Authors: Avipsa Roy*, Arizona State University, Trisalyn Nelson, Arizona State University
Topics: Geographic Information Science and Systems, Spatial Analysis & Modeling, Transportation Geography
Keywords: Bias-correction, LASSO, Big Data, Bicycling, Urban Planning, Crowdsourcing, Machine Learning
Session Type: Paper
Presentation File: No File Uploaded
Cities supporting pro-bicycling policies require data on how ridership varies across cities and changes over time. Traditional approaches to data collection lack sufficient coverage and are often expensive, as a result, cities are more inclined towards using crowdsourced data platforms like Strava to understand ridership patterns. However, Strava data are biased towards bicyclists who typically use Strava, and women, children, elderly, and lower-income bicyclists are usually undersampled. Using statistical models and GIS correct sampling bias by developing adjustment factors that are sensitive to street or path characteristics.

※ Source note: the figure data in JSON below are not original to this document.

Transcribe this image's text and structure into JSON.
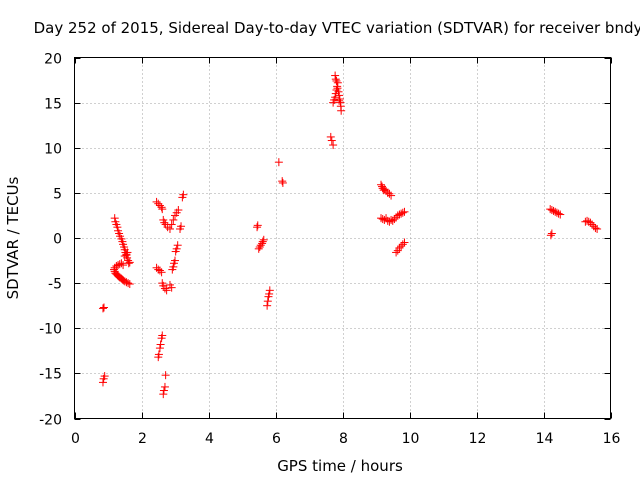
{
  "chart_data": {
    "type": "scatter",
    "title": "Day 252 of 2015, Sidereal Day-to-day VTEC variation (SDTVAR) for receiver bndy",
    "xlabel": "GPS time / hours",
    "ylabel": "SDTVAR / TECUs",
    "xlim": [
      0,
      16
    ],
    "ylim": [
      -20,
      20
    ],
    "xticks": [
      0,
      2,
      4,
      6,
      8,
      10,
      12,
      14,
      16
    ],
    "yticks": [
      -20,
      -15,
      -10,
      -5,
      0,
      5,
      10,
      15,
      20
    ],
    "xtick_labels": [
      "0",
      "2",
      "4",
      "6",
      "8",
      "10",
      "12",
      "14",
      "16"
    ],
    "ytick_labels": [
      "-20",
      "-15",
      "-10",
      "-5",
      "0",
      "5",
      "10",
      "15",
      "20"
    ],
    "grid": true,
    "marker": "+",
    "color": "#ff0000",
    "series": [
      {
        "name": "SDTVAR",
        "points": [
          [
            0.85,
            -7.8
          ],
          [
            0.88,
            -7.7
          ],
          [
            0.85,
            -16.0
          ],
          [
            0.87,
            -15.6
          ],
          [
            0.9,
            -15.3
          ],
          [
            1.2,
            2.2
          ],
          [
            1.22,
            1.8
          ],
          [
            1.25,
            1.5
          ],
          [
            1.28,
            1.2
          ],
          [
            1.3,
            0.8
          ],
          [
            1.33,
            0.5
          ],
          [
            1.36,
            0.2
          ],
          [
            1.4,
            -0.1
          ],
          [
            1.43,
            -0.4
          ],
          [
            1.45,
            -0.7
          ],
          [
            1.48,
            -1.0
          ],
          [
            1.5,
            -1.3
          ],
          [
            1.52,
            -1.6
          ],
          [
            1.55,
            -1.9
          ],
          [
            1.57,
            -2.2
          ],
          [
            1.6,
            -2.5
          ],
          [
            1.62,
            -2.8
          ],
          [
            1.65,
            -2.7
          ],
          [
            1.18,
            -3.5
          ],
          [
            1.2,
            -3.7
          ],
          [
            1.22,
            -3.9
          ],
          [
            1.25,
            -4.0
          ],
          [
            1.28,
            -4.1
          ],
          [
            1.3,
            -4.2
          ],
          [
            1.33,
            -4.3
          ],
          [
            1.36,
            -4.4
          ],
          [
            1.4,
            -4.5
          ],
          [
            1.43,
            -4.6
          ],
          [
            1.46,
            -4.7
          ],
          [
            1.5,
            -4.8
          ],
          [
            1.55,
            -4.9
          ],
          [
            1.6,
            -5.0
          ],
          [
            1.65,
            -5.1
          ],
          [
            1.2,
            -3.3
          ],
          [
            1.25,
            -3.1
          ],
          [
            1.3,
            -3.0
          ],
          [
            1.35,
            -2.9
          ],
          [
            1.4,
            -2.8
          ],
          [
            1.45,
            -3.0
          ],
          [
            1.5,
            -2.0
          ],
          [
            1.55,
            -1.8
          ],
          [
            1.58,
            -1.6
          ],
          [
            2.45,
            4.0
          ],
          [
            2.5,
            3.8
          ],
          [
            2.55,
            3.6
          ],
          [
            2.6,
            3.4
          ],
          [
            2.62,
            3.2
          ],
          [
            2.65,
            2.0
          ],
          [
            2.68,
            1.7
          ],
          [
            2.72,
            1.5
          ],
          [
            2.78,
            1.2
          ],
          [
            2.85,
            1.0
          ],
          [
            2.9,
            1.5
          ],
          [
            2.95,
            2.0
          ],
          [
            3.0,
            2.5
          ],
          [
            3.05,
            2.8
          ],
          [
            3.1,
            3.1
          ],
          [
            3.22,
            4.5
          ],
          [
            3.25,
            4.8
          ],
          [
            3.15,
            1.0
          ],
          [
            3.18,
            1.3
          ],
          [
            2.45,
            -3.3
          ],
          [
            2.5,
            -3.5
          ],
          [
            2.55,
            -3.6
          ],
          [
            2.6,
            -3.8
          ],
          [
            2.62,
            -5.0
          ],
          [
            2.65,
            -5.3
          ],
          [
            2.7,
            -5.6
          ],
          [
            2.75,
            -5.8
          ],
          [
            2.85,
            -5.2
          ],
          [
            2.9,
            -5.5
          ],
          [
            2.92,
            -3.5
          ],
          [
            2.95,
            -3.2
          ],
          [
            2.97,
            -2.8
          ],
          [
            3.0,
            -2.5
          ],
          [
            3.02,
            -1.5
          ],
          [
            3.05,
            -1.2
          ],
          [
            3.08,
            -0.8
          ],
          [
            2.5,
            -13.2
          ],
          [
            2.52,
            -12.9
          ],
          [
            2.55,
            -12.2
          ],
          [
            2.57,
            -11.8
          ],
          [
            2.6,
            -11.1
          ],
          [
            2.62,
            -10.8
          ],
          [
            2.65,
            -17.3
          ],
          [
            2.67,
            -16.9
          ],
          [
            2.7,
            -16.5
          ],
          [
            2.72,
            -15.2
          ],
          [
            5.45,
            1.2
          ],
          [
            5.47,
            1.4
          ],
          [
            5.5,
            -1.2
          ],
          [
            5.53,
            -1.0
          ],
          [
            5.56,
            -0.8
          ],
          [
            5.6,
            -0.6
          ],
          [
            5.62,
            -0.4
          ],
          [
            5.65,
            -0.2
          ],
          [
            5.75,
            -7.5
          ],
          [
            5.77,
            -7.0
          ],
          [
            5.79,
            -6.5
          ],
          [
            5.81,
            -6.2
          ],
          [
            5.83,
            -5.8
          ],
          [
            6.1,
            8.4
          ],
          [
            6.2,
            6.3
          ],
          [
            6.22,
            6.1
          ],
          [
            7.65,
            11.2
          ],
          [
            7.68,
            10.8
          ],
          [
            7.72,
            10.3
          ],
          [
            7.72,
            15.0
          ],
          [
            7.75,
            15.3
          ],
          [
            7.78,
            15.6
          ],
          [
            7.8,
            16.0
          ],
          [
            7.82,
            16.4
          ],
          [
            7.84,
            16.8
          ],
          [
            7.86,
            17.2
          ],
          [
            7.8,
            17.6
          ],
          [
            7.78,
            18.0
          ],
          [
            7.82,
            17.4
          ],
          [
            7.85,
            16.6
          ],
          [
            7.88,
            16.2
          ],
          [
            7.9,
            15.8
          ],
          [
            7.92,
            15.4
          ],
          [
            7.94,
            15.0
          ],
          [
            7.95,
            14.6
          ],
          [
            7.96,
            14.1
          ],
          [
            7.9,
            15.2
          ],
          [
            9.15,
            5.9
          ],
          [
            9.18,
            5.7
          ],
          [
            9.2,
            5.5
          ],
          [
            9.23,
            5.3
          ],
          [
            9.26,
            5.4
          ],
          [
            9.3,
            5.2
          ],
          [
            9.35,
            5.0
          ],
          [
            9.4,
            4.9
          ],
          [
            9.45,
            4.7
          ],
          [
            9.15,
            2.2
          ],
          [
            9.2,
            2.1
          ],
          [
            9.25,
            2.0
          ],
          [
            9.3,
            2.2
          ],
          [
            9.35,
            1.9
          ],
          [
            9.4,
            1.8
          ],
          [
            9.45,
            2.0
          ],
          [
            9.5,
            1.9
          ],
          [
            9.55,
            2.1
          ],
          [
            9.6,
            2.3
          ],
          [
            9.65,
            2.5
          ],
          [
            9.7,
            2.6
          ],
          [
            9.75,
            2.7
          ],
          [
            9.8,
            2.8
          ],
          [
            9.85,
            2.9
          ],
          [
            9.6,
            -1.6
          ],
          [
            9.65,
            -1.4
          ],
          [
            9.7,
            -1.1
          ],
          [
            9.75,
            -0.9
          ],
          [
            9.8,
            -0.7
          ],
          [
            9.85,
            -0.5
          ],
          [
            14.2,
            3.2
          ],
          [
            14.25,
            3.1
          ],
          [
            14.3,
            3.0
          ],
          [
            14.35,
            2.9
          ],
          [
            14.4,
            2.8
          ],
          [
            14.45,
            2.7
          ],
          [
            14.5,
            2.6
          ],
          [
            14.22,
            0.3
          ],
          [
            14.25,
            0.5
          ],
          [
            15.25,
            1.8
          ],
          [
            15.3,
            1.9
          ],
          [
            15.35,
            1.8
          ],
          [
            15.4,
            1.7
          ],
          [
            15.45,
            1.5
          ],
          [
            15.5,
            1.3
          ],
          [
            15.55,
            1.1
          ],
          [
            15.6,
            1.0
          ]
        ]
      }
    ]
  }
}
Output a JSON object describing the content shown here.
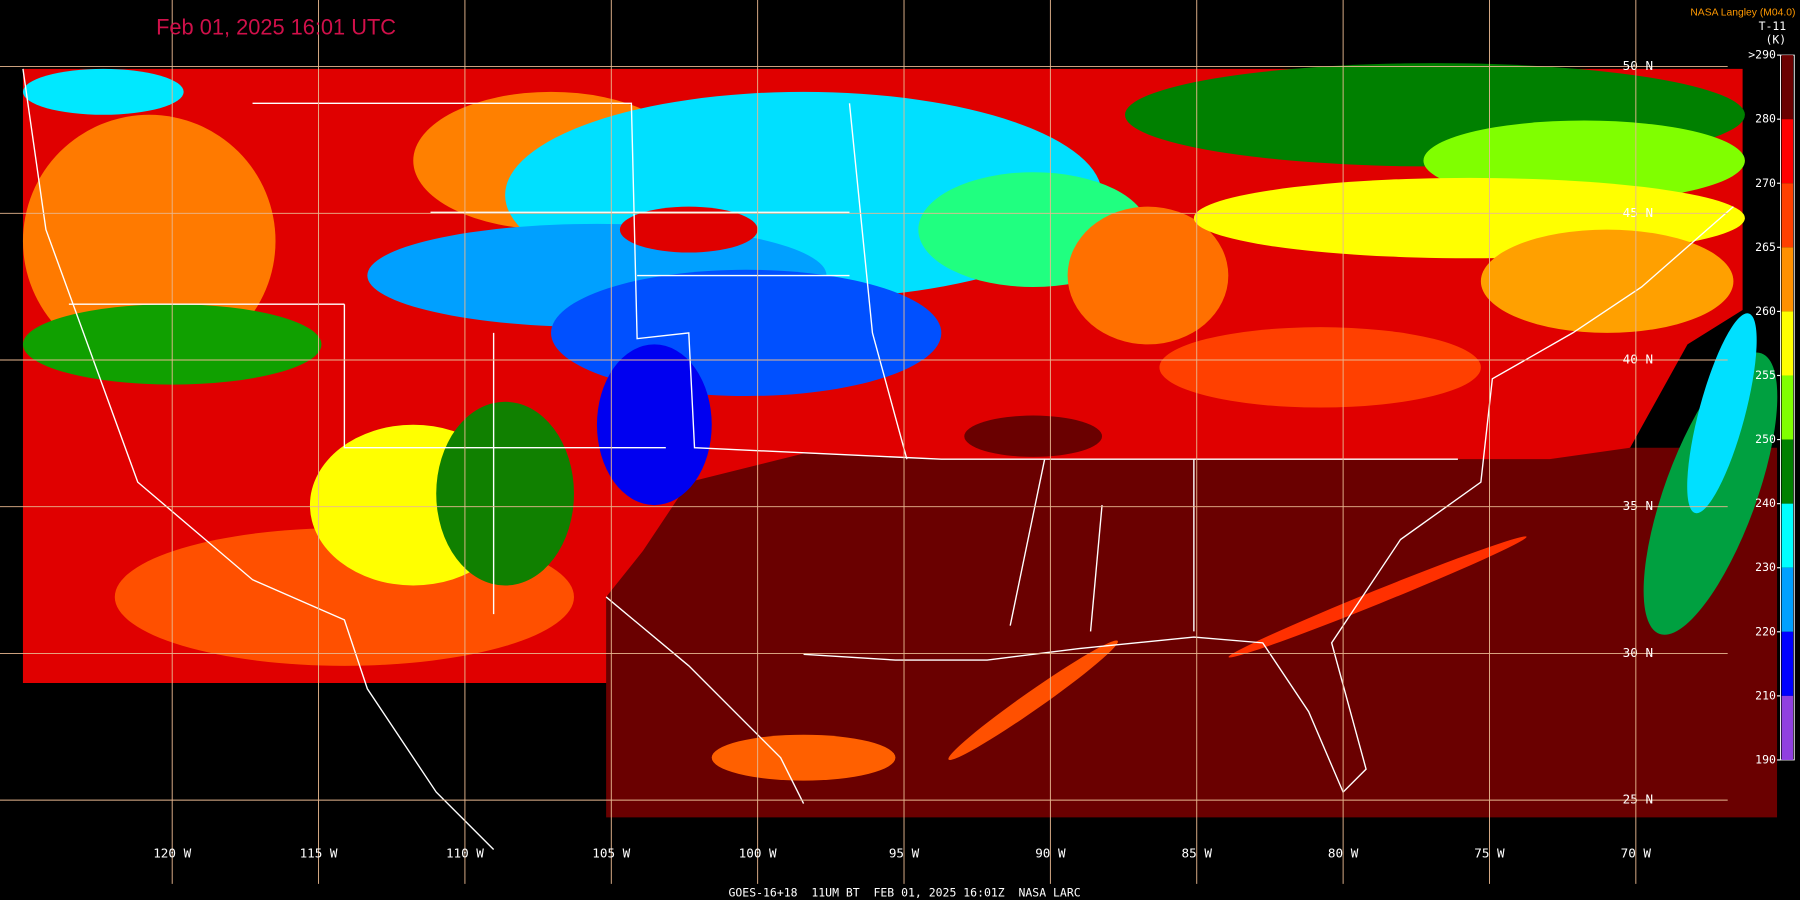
{
  "header": {
    "title": "Feb 01, 2025 16:01 UTC",
    "source": "NASA Langley (M04.0)"
  },
  "legend": {
    "channel": "T-11",
    "unit": "(K)",
    "ticks": [
      {
        "value": 290,
        "label": ">290"
      },
      280,
      270,
      265,
      260,
      255,
      250,
      240,
      230,
      220,
      210,
      190
    ]
  },
  "map": {
    "latitude_labels": [
      "50 N",
      "45 N",
      "40 N",
      "35 N",
      "30 N",
      "25 N"
    ],
    "longitude_labels": [
      "120 W",
      "115 W",
      "110 W",
      "105 W",
      "100 W",
      "95 W",
      "90 W",
      "85 W",
      "80 W",
      "75 W",
      "70 W"
    ]
  },
  "footer": "GOES-16+18  11UM BT  FEB 01, 2025 16:01Z  NASA LARC"
}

However, developing adjustment factors requires advanced data analysis skills. A generalized approach to correcting bias in crowdsourced data (eg: Strava) is required to enable cities making decisions using such data sources to have data reflective of all ages and abilities of bicyclists, help improve bicycle ridership and bridge the knowledge gap between analysts and policymakers. Our goal is to develop a method for identifying adjustment factors that are sensitive to the characteristics of street and path segments and can inform urban planners about the bicycle ridership patterns from bias-corrected crowdsourced data across multiple cities. In this study, we identify adjustment factors to correct bias in crowdsourced data in five North American cities. We select bias-adjustment factors specific to each city using a machine learning algorithm called LASSO. The selected factors are then used in a Poisson regression model to predict overall ridership across all cities. We assess prediction accuracy and comment on what are the best practices for improving data collection.